Mr Louis Kelly BL who appeared for the plaintiff, said the defendant was a well-known sportsman, while the plaintiff had supplied his lordship with much of his legal lore – he was an attendant in the Law Library.
The plaintiff deposed that on the 10th April, between 8 and 8.30 p.m. he was riding from Camden Street to South Richmond Street, and at Kelly’s corner a tram from Rathmines came round. Witness was near the tram, and when it passed a motor car came towards him. The motor car went over his back wheel and knocked him down. He took the number of the car, IK 567, which he found was Mr Russell’s.
Thomas Alford, a telegraph boy, and John McHugh, who was cycling with Geraghty, also deposed that the number of the car was IK 567.
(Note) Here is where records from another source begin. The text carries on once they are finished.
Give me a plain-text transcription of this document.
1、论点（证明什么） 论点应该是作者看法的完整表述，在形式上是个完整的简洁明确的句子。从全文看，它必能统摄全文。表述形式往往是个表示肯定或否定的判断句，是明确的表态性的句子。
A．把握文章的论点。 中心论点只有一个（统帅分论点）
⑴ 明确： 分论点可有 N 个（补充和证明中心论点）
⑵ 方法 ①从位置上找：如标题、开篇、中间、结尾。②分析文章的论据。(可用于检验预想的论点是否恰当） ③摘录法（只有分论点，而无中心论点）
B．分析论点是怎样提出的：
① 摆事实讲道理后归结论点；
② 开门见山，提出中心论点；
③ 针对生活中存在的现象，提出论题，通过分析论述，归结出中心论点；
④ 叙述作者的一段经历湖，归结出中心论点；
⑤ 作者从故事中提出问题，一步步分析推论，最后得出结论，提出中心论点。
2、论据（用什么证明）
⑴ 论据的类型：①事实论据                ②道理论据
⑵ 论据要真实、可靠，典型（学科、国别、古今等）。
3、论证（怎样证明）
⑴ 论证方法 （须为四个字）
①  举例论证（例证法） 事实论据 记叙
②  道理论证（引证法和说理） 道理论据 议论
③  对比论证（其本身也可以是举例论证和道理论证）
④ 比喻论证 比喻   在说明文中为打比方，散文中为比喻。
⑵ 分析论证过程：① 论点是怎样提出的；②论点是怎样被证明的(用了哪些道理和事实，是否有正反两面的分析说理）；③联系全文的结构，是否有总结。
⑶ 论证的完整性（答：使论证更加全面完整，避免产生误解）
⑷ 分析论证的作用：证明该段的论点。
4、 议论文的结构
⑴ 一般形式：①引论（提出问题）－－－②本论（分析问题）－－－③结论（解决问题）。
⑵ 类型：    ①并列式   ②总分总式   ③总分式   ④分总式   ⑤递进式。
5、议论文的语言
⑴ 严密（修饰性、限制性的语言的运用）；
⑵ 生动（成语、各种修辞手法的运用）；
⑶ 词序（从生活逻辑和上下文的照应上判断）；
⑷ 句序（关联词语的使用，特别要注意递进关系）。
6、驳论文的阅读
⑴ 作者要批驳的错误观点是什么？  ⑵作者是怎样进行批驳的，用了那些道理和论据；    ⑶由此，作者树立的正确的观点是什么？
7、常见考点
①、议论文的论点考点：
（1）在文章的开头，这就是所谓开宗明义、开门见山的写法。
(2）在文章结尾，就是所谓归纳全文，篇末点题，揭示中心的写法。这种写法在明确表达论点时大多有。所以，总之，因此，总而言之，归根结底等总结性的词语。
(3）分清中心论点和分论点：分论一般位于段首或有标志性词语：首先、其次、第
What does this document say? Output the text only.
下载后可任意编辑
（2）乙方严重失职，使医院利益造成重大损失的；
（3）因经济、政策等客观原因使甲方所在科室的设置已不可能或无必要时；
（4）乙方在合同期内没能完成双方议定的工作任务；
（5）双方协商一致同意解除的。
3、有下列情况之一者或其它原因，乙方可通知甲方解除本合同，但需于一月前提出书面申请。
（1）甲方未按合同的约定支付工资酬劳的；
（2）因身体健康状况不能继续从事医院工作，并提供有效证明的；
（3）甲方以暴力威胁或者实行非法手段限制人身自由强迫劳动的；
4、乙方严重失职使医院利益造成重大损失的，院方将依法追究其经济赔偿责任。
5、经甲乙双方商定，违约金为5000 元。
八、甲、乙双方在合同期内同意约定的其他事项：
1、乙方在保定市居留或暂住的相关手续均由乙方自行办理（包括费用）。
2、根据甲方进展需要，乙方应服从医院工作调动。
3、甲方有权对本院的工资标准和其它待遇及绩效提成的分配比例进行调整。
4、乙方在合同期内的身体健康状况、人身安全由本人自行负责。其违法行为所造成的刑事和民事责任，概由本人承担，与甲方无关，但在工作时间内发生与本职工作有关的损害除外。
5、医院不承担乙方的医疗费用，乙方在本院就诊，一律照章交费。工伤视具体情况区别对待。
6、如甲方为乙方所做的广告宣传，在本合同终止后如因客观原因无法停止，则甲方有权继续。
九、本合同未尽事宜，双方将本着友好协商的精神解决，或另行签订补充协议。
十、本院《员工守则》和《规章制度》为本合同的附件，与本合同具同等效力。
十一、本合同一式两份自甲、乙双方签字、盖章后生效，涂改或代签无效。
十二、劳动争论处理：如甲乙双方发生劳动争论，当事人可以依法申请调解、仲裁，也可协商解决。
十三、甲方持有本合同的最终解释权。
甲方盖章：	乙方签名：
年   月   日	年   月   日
For the defence, Henry O’Neill, (chauffeur to Mr Russell) stated on the evening of the 10th April he was driving Mr and Mrs Russell and another lady to dinner at the Guard Room of Dublin Castle. He left them there about 8.05 p.m. He went back to Raglan Road, where Mr Russell lived via Dame St, Grafton St, Stephen’s Green and Baggot St. He had no person in his car. He changed his chauffeur’s outfit, and went to meet a friend of his, and went for a walk. He was not near Camden Street that night.
Mr Russell, the defendant, gave evidence as to going to dinner at the Castle on this Sunday evening. They arrived at the Castle about 8.05. His man came for him about 10.30.
His Lordship said the evidence was the most conflicting and extraordinary he had ever heard and it was safer to have it tried by a jury.”
The Belfast News-Letter’s report of the case from the same day describes Mr Geraghty as a Law Library ‘boy.’ Did the Edwardian Law Library, like the Telegraph Office, employ a network of fast-running teenagers to fetch and deliver? The career of a telegraph boy was over by their late teens. Was this also the case for Law Library boys or was there the possibility of career progression?
Dame Street is one way to get to Dublin Castle from Raglan Road but so is Bride Street by way of Camden Street. Mr Geraghty was cycling away from town so a car coming towards him would have been travelling in the direction of the Castle.
8.05 p.m. would be a late arrival for an official Dublin Castle dinner.
‘Sportsman’ sounds very Gatsbyesque! I wonder were the Russells behind time and in a hurry?